Happy to send a PR if there's interest.
The pattern
DeepSec's Ruby matchers (`rb-rails-controller`, `rb-sinatra-route`, `rb-grape-endpoint`, `rb-hanami-action`, `rb-roda-route`) are all gated on a request/response web framework being detected. Modern async-Ruby services that use Falcon as the server with async-grpc (or plain gRPC) for RPC don't trigger any of those gates, so no Ruby matchers activate and the LLM never gets candidates to investigate.
Concretely, on a Falcon/async-grpc service (~80 Ruby files), DeepSec produced:
```
[deepsec:scan] docker, github-actions, ruby
[deepsec:scan] ruby N files 0 hits 0.00%
⚠ Low matcher coverage for ruby (very low)
deepsec may not have built-in matchers for your ruby stack.
```
The only findings on the scan came from generic matchers (`github-workflow-security`, `dockerfile-from-mutable-tag`). The actual Ruby business logic was never investigated.

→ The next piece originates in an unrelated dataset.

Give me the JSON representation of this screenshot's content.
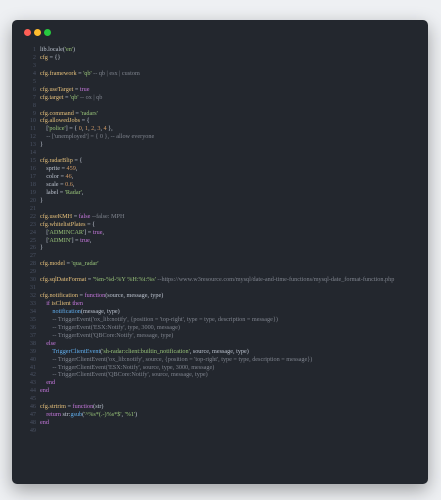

Example shapes worth catching
1. gRPC service entry points (the equivalent of a Rails controller action for these apps):
```ruby
lib/example_service.rb
class ExampleService < ::ExampleGen::Service
def lookup(request, call)
# ← request is attacker-controlled, call.metadata holds auth headers
# Equivalent role to a Rails controller action — but no gate fires today
BackendClient.new(request.payload).run
end
end
```
2. async-websocket handlers:
```ruby
lib/stream_handler.rb
Async::WebSocket::Adapters::Rack.open(env) do |connection|
while message = connection.read
# ← attacker-controlled message; no auth gate here unless app adds one
handle_message(message.buffer)
end
end
```
3. JWT verification in gRPC interceptors — analogous to `before_action :authenticate_user!` in Rails, but DeepSec doesn't know to expect it.
CWE / category
Mostly framework / entry-point coverage rather than a single CWE. The downstream sinks DeepSec already knows about (CWE-89 SQLi, CWE-918 SSRF, CWE-78 OS command, CWE-79 XSS-in-API-responses, CWE-287 missing auth) all apply — they're just unreachable today because no candidates exist for the LLM to start from.

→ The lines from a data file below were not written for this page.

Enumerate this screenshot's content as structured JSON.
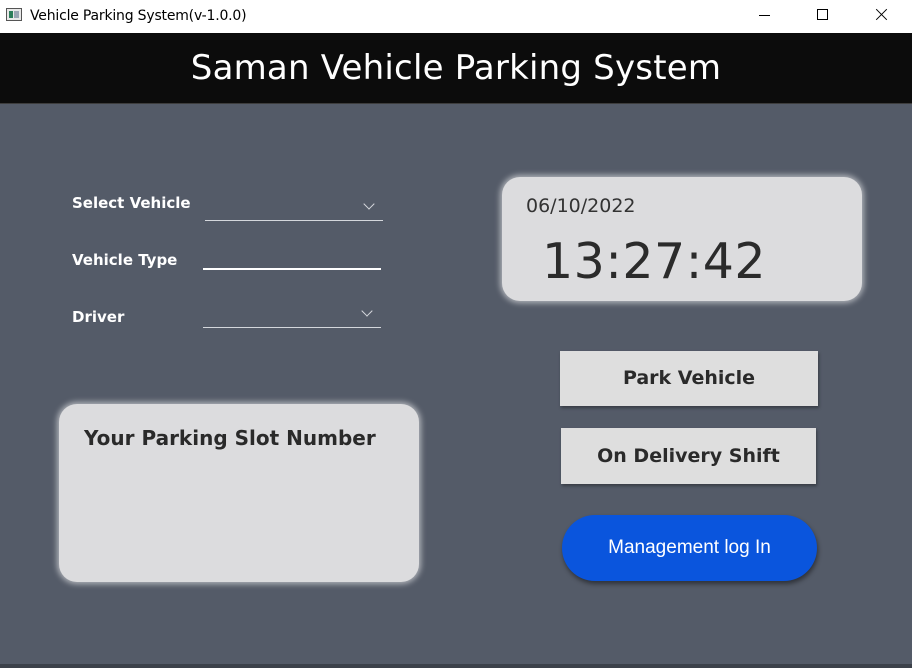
{
  "window": {
    "title": "Vehicle Parking System(v-1.0.0)",
    "controls": [
      "minimize",
      "maximize",
      "close"
    ]
  },
  "header": {
    "title": "Saman Vehicle Parking System"
  },
  "form": {
    "select_vehicle_label": "Select Vehicle",
    "select_vehicle_value": "",
    "vehicle_type_label": "Vehicle Type",
    "vehicle_type_value": "",
    "driver_label": "Driver",
    "driver_value": ""
  },
  "slot_panel": {
    "title": "Your Parking Slot Number",
    "value": ""
  },
  "clock": {
    "date": "06/10/2022",
    "time": "13:27:42"
  },
  "buttons": {
    "park": "Park Vehicle",
    "delivery": "On Delivery Shift",
    "management": "Management log In"
  },
  "colors": {
    "background": "#545b68",
    "header": "#0c0c0c",
    "panel": "#dcdcde",
    "accent": "#0a55dd"
  }
}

Closest CWE for the missing-auth shape: CWE-306 (Missing Authentication for Critical Function) — gRPC services exposing privileged operations without a per-method interceptor check.
Languages / frameworks
Detection sentinels that distinguish Falcon/async-grpc apps from Rails:
Generic vs org-specific
Generic — this is a widely-used Ruby async-IO stack from the `socketry` ecosystem, not org-specific. Anyone running a Ruby gRPC microservice today is likely on Falcon + async-grpc and would benefit. The patterns are stable across projects because they all extend the same auto-generated gRPC base classes.
Closest existing analogue is `js-fastify-route` / `js-hono-route` — framework-gated entry-point matchers that activate only when the framework is detected.
Have you tried writing it yourself?
Not yet — wanted to confirm appetite for upstream coverage first. `docs/supported-tech.md` lists `sinatra`, `grape`, `hanami`, `roda` as "Roadmap" but Falcon / async-grpc aren't on that list. If you'd take a PR, happy to draft a detector + matcher + prompt-highlight block (Rails plus the four roadmap frameworks all follow the same shape, so it's a small, well-scoped add).
Suggested matcher slugs:
Prompt highlights would mirror the Rails ones: confirm a per-RPC auth interceptor exists, confirm request fields aren't passed unsanitized to subprocess/SQL/HTTP sinks, confirm error responses don't leak stack traces.
Happy to send a PR if there's interest.